If you didn’t adequately investigate your own client’s online social networking and subsequently stumble upon evidence that weakens your case substantially, cut your losses and drop the client, advises Groth.
He said it’s safe to assume that just about everyone in their 20s and younger has some sort of online presence in the various networking sites — although now Facebook especially has caught on with Gen X and the Boomers, too.
When doing research on the opposing party, sometimes the information is easy to access because it’s right out there on the Internet for all to see.
But other times someone may have locked down the information fairly tightly via the site’s privacy settings. That’s when formal discovery comes into play. Centofanti pointed out that there’s little or no case law on whether someone has any expectation of privacy with Facebook. To her way of thinking, however, the Internet is public domain — asking for Tweets or Facebook communications probably wouldn’t be viewed any differently by an appellate judge than asking for someone’s e-mails.
It’s a gray area as to whether an attorney’s agent — a paralegal or private investigator — should attempt to “friend” the other side in hopes of surreptitiously discovering information.

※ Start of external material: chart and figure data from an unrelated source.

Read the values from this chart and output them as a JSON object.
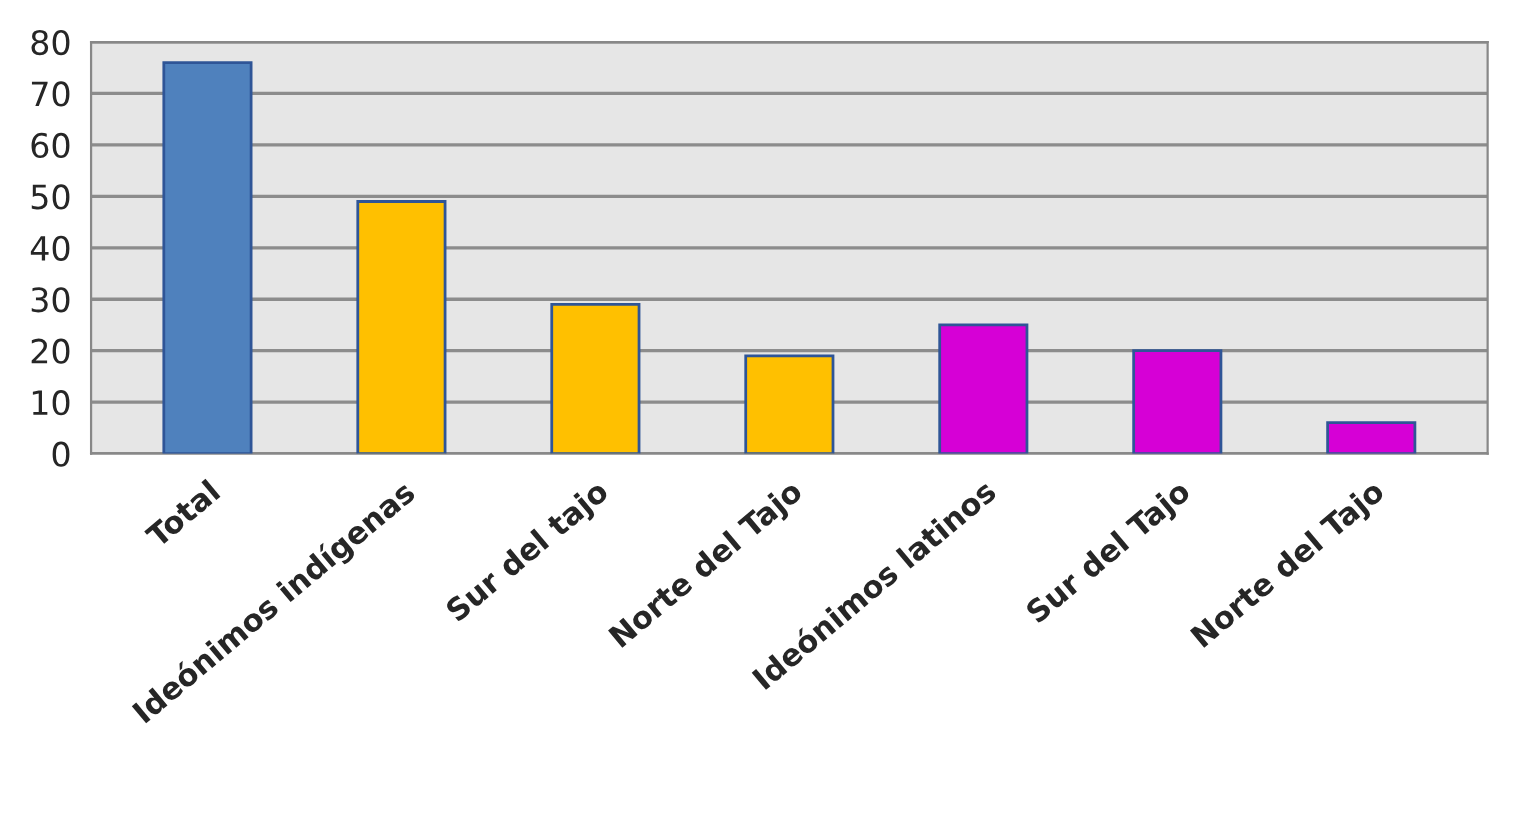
{
  "chart_data": {
    "type": "bar",
    "categories": [
      "Total",
      "Ideónimos indígenas",
      "Sur del tajo",
      "Norte del Tajo",
      "Ideónimos latinos",
      "Sur del Tajo",
      "Norte del Tajo"
    ],
    "values": [
      76,
      49,
      29,
      19,
      25,
      20,
      6
    ],
    "colors": [
      "#4f81bd",
      "#ffc000",
      "#ffc000",
      "#ffc000",
      "#d600d6",
      "#d600d6",
      "#d600d6"
    ],
    "ylim": [
      0,
      80
    ],
    "yticks": [
      0,
      10,
      20,
      30,
      40,
      50,
      60,
      70,
      80
    ],
    "grid": "y"
  }
}
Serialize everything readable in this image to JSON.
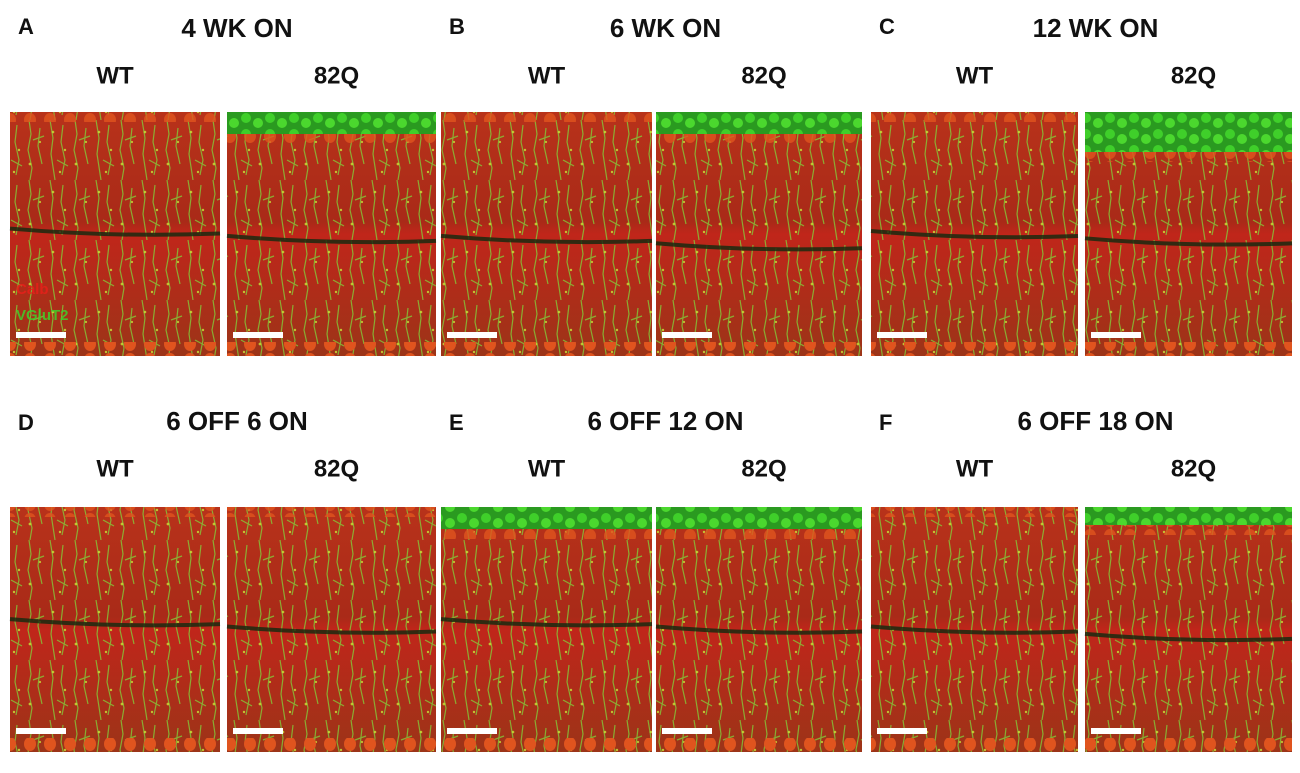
{
  "panels": [
    {
      "letter": "A",
      "title": "4 WK ON",
      "columns": [
        "WT",
        "82Q"
      ]
    },
    {
      "letter": "B",
      "title": "6 WK ON",
      "columns": [
        "WT",
        "82Q"
      ]
    },
    {
      "letter": "C",
      "title": "12 WK ON",
      "columns": [
        "WT",
        "82Q"
      ]
    },
    {
      "letter": "D",
      "title": "6 OFF 6 ON",
      "columns": [
        "WT",
        "82Q"
      ]
    },
    {
      "letter": "E",
      "title": "6 OFF 12 ON",
      "columns": [
        "WT",
        "82Q"
      ]
    },
    {
      "letter": "F",
      "title": "6 OFF 18 ON",
      "columns": [
        "WT",
        "82Q"
      ]
    }
  ],
  "stain_labels": [
    "Calb",
    "VGluT2"
  ]
}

On one hand, Centofanti said, “It doesn’t smell good. But then again, if the other side is dumb enough to friend someone they really don’t know, isn’t that the breaks?”

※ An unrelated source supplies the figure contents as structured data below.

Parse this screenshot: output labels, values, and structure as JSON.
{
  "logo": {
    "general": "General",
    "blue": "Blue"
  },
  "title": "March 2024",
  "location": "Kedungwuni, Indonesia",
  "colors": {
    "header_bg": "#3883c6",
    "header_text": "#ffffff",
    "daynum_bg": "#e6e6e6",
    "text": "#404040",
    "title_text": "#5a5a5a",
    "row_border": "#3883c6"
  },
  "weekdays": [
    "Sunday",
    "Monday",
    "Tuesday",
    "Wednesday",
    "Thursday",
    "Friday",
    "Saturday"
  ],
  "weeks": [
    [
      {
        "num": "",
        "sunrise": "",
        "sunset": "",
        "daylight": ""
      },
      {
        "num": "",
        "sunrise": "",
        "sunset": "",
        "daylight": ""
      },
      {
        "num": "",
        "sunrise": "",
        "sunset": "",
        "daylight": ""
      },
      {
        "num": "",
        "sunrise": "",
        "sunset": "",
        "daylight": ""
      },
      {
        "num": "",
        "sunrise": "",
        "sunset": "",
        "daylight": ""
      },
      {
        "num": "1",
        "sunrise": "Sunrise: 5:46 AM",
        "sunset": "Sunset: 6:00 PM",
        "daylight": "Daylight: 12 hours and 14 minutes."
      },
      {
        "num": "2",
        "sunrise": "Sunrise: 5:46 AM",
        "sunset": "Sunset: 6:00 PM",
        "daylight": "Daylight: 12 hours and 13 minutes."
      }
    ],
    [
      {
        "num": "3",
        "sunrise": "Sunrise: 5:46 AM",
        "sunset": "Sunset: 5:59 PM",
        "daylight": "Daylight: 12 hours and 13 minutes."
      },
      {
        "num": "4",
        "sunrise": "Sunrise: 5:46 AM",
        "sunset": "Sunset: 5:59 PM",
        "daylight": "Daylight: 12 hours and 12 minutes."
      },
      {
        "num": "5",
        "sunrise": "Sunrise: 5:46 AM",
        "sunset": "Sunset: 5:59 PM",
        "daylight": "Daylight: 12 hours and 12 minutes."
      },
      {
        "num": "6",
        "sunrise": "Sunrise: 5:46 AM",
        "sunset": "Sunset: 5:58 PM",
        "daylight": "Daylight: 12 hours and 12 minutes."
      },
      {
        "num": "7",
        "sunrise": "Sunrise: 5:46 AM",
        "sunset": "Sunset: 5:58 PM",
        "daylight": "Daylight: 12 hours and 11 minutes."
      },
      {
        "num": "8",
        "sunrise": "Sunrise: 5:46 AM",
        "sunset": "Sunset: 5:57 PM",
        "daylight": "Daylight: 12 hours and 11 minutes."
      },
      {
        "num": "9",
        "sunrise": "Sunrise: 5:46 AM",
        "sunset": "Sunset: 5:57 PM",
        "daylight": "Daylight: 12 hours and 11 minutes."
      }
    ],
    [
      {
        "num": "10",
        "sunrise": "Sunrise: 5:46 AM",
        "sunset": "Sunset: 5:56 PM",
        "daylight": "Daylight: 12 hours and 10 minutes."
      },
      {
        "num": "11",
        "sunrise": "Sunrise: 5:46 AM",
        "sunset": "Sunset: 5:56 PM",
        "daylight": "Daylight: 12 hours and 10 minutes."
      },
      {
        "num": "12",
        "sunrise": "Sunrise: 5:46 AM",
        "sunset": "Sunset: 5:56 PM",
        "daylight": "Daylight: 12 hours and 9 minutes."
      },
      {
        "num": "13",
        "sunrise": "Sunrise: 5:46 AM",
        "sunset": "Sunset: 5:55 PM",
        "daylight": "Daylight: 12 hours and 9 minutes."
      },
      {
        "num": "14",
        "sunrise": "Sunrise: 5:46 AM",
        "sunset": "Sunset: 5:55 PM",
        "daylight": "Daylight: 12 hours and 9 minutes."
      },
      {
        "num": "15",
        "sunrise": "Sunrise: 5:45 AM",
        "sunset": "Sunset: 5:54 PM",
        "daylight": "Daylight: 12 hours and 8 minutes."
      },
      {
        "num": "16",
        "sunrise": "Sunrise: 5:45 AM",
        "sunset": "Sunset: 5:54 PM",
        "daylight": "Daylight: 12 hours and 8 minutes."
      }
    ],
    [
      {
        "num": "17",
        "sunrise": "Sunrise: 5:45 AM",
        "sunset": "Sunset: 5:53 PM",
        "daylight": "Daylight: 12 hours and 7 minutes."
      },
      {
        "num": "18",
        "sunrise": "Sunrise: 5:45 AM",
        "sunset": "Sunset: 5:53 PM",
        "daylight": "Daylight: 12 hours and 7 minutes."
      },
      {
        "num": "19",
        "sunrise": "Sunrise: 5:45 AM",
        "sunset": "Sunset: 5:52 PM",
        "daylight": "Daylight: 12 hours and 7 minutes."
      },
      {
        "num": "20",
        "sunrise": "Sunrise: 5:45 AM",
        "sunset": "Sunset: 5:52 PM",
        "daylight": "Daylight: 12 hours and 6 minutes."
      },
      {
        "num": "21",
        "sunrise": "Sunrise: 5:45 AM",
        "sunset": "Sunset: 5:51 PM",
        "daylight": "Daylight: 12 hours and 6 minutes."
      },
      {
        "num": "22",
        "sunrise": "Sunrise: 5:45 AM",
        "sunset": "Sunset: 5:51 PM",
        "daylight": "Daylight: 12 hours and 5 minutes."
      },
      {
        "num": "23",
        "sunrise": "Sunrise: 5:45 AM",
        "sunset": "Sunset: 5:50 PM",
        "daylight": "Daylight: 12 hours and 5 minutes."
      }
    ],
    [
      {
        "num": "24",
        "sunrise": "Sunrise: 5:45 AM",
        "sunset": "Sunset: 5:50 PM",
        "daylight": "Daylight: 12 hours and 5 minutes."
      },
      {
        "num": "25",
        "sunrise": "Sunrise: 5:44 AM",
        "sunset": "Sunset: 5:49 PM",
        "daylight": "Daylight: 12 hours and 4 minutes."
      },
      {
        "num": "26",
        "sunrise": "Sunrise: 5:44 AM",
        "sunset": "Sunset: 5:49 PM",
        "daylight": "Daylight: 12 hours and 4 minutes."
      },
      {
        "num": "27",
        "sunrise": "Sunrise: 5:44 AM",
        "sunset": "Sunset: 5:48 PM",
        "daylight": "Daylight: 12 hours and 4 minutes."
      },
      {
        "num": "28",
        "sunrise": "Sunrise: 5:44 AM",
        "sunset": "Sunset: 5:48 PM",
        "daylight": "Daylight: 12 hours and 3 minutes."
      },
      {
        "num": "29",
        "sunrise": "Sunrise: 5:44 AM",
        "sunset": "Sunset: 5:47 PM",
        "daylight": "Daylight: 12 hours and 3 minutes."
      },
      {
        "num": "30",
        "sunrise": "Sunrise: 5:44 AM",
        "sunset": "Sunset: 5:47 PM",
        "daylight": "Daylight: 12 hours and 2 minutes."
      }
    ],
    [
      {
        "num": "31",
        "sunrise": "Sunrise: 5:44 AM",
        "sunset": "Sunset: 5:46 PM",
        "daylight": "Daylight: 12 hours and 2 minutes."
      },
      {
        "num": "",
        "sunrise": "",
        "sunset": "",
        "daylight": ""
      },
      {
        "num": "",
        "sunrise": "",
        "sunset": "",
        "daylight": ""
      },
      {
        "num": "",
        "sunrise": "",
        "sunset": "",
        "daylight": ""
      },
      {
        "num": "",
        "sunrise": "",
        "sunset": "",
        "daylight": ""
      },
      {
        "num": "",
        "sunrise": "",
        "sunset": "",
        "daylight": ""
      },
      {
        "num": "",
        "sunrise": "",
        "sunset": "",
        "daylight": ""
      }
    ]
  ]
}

The safer route may be to incorporate investigating such sites into your standard formal discovery procedures, if you haven’t already. Groth has already served several subpeonas duces tecum before depositions on defendants, asking them to bring print-outs of all online networking activity. On the record, he asks for passwords and has checked out sites during proceedings.
He hasn’t encountered anyone “sanitizing” Facebook or MySpace pages — yet. But it would be simple to find out if that had taken place using the Internet Archive Wayback Machine.
He said that if he sees evidence of tampering, he will push for an instruction that the deleted material be presumed damaging to the spoliating party.